As noted above, Oil Tech did not designate any evidence that would give rise to an inference that Crowe ever concealed any fact from Oil Tech, let alone any material fact that prevented Oil Tech from discovering its alleged cause of action. Moreover, there is no showing that it had access to any particular fact upon which Oil Tech filed its cause of action that might otherwise lead to a finding of constructive concealment.

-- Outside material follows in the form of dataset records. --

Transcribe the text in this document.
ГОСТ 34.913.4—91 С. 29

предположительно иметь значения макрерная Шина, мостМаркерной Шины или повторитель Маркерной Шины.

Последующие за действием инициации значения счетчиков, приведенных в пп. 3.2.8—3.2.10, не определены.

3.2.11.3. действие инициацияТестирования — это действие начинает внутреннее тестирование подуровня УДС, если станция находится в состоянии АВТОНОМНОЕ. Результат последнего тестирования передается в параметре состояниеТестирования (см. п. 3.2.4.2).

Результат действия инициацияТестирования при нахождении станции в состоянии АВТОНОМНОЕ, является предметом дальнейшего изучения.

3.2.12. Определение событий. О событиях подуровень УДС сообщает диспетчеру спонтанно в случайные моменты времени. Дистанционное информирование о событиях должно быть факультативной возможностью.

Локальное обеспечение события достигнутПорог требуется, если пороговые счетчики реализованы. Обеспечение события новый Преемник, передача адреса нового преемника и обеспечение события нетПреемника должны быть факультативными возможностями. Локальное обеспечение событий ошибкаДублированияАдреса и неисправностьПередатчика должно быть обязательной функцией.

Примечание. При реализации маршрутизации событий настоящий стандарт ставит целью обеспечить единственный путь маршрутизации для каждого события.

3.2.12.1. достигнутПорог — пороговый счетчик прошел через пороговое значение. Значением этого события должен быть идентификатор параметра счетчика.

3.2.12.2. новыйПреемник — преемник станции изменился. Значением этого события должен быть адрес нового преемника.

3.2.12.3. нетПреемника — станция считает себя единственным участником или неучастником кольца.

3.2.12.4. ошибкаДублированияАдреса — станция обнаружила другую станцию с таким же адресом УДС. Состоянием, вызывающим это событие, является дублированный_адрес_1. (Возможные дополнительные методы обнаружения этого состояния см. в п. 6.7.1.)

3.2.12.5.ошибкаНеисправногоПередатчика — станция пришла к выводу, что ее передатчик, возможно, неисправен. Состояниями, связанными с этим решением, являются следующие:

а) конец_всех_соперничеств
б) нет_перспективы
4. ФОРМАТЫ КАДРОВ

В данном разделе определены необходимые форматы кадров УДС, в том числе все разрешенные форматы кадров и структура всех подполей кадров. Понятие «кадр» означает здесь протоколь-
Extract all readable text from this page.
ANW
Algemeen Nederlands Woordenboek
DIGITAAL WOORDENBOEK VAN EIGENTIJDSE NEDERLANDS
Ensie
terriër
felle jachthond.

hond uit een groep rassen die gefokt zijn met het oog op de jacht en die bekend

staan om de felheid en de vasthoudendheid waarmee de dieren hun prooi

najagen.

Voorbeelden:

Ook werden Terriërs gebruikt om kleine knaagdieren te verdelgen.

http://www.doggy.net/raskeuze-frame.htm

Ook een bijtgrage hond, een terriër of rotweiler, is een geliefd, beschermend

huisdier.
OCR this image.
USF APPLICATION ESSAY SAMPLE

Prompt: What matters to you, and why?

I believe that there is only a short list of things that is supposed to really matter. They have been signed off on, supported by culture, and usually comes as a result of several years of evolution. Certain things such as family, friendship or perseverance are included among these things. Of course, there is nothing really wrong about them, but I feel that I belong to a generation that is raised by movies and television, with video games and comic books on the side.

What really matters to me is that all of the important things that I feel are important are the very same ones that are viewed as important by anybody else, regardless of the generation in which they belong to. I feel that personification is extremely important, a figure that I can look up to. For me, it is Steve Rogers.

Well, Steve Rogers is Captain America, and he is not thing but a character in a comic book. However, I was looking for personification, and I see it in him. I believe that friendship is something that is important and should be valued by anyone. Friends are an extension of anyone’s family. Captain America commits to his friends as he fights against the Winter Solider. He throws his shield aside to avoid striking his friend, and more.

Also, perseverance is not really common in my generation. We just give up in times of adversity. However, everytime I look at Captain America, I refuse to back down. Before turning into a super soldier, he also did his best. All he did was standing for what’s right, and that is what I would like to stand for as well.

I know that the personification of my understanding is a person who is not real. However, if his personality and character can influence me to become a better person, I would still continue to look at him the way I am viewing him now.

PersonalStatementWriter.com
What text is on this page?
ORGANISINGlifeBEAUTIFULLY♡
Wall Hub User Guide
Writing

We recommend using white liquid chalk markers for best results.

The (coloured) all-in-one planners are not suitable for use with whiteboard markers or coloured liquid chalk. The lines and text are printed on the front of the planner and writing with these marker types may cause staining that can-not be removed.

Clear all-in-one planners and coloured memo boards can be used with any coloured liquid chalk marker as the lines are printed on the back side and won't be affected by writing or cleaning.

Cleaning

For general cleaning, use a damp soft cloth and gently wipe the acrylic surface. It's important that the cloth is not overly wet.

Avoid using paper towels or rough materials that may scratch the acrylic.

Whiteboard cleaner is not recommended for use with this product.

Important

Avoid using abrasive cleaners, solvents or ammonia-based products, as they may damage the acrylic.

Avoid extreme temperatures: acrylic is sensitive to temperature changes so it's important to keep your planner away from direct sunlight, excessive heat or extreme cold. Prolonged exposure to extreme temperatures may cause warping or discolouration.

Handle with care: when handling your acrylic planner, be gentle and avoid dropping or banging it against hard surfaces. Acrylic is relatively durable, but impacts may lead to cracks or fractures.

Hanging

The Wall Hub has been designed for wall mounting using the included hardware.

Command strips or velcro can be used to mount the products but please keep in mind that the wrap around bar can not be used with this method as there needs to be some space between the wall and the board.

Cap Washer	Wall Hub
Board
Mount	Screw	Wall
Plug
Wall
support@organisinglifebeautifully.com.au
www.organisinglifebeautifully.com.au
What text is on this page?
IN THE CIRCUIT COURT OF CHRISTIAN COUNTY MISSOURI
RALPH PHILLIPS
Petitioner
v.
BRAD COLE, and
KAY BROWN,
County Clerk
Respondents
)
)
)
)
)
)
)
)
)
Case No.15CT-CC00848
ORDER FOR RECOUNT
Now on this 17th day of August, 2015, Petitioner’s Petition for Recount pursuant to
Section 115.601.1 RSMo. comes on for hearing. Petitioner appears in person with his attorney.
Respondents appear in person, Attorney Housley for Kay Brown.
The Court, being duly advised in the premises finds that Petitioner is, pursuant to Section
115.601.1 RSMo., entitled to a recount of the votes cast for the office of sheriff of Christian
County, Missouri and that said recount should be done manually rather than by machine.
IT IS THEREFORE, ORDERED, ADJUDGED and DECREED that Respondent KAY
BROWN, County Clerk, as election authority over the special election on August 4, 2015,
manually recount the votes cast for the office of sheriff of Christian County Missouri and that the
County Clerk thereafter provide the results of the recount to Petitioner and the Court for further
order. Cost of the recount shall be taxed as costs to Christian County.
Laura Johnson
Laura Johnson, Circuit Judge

Thus, summary judgment in Crowe's favor may not be defeated on this basis.

CONCLUSION

In light of our disposition of the issues set forth above, we conclude that the statute of limitations set forth in the Accountancy Act bars Oil Tech's claim against Crowe. We further find that Oil Tech has failed to demonstrate that the statute of limitations is unconstitutional. Additionally, we note that the doctrines of constructive fraud, continuing wrong and fraudulent concealment do not toll the statute of limitations in these circumstances.

Judgment reversed and remanded to the trial court with instructions that it grant Crowe's motion for summary judgment and that final judgment be entered in its favor.

SULLIVAN and DARDEN, JJ., concur.

NOTES

[1] Ind.Code § 25-2.1-15-2.

[2] Oral argument was heard in this cause on June 18, 2002.

[3] Although Crowe denies this fact, it is not material and can be assumed as true for purposes of summary judgment.

[4] The statute provides that if a cause of action accrues at least eight years but less than ten years after the initial delivery a plaintiff my sue within two years after the cause of action accrues. Ind.Code § 34-20-3-1(b).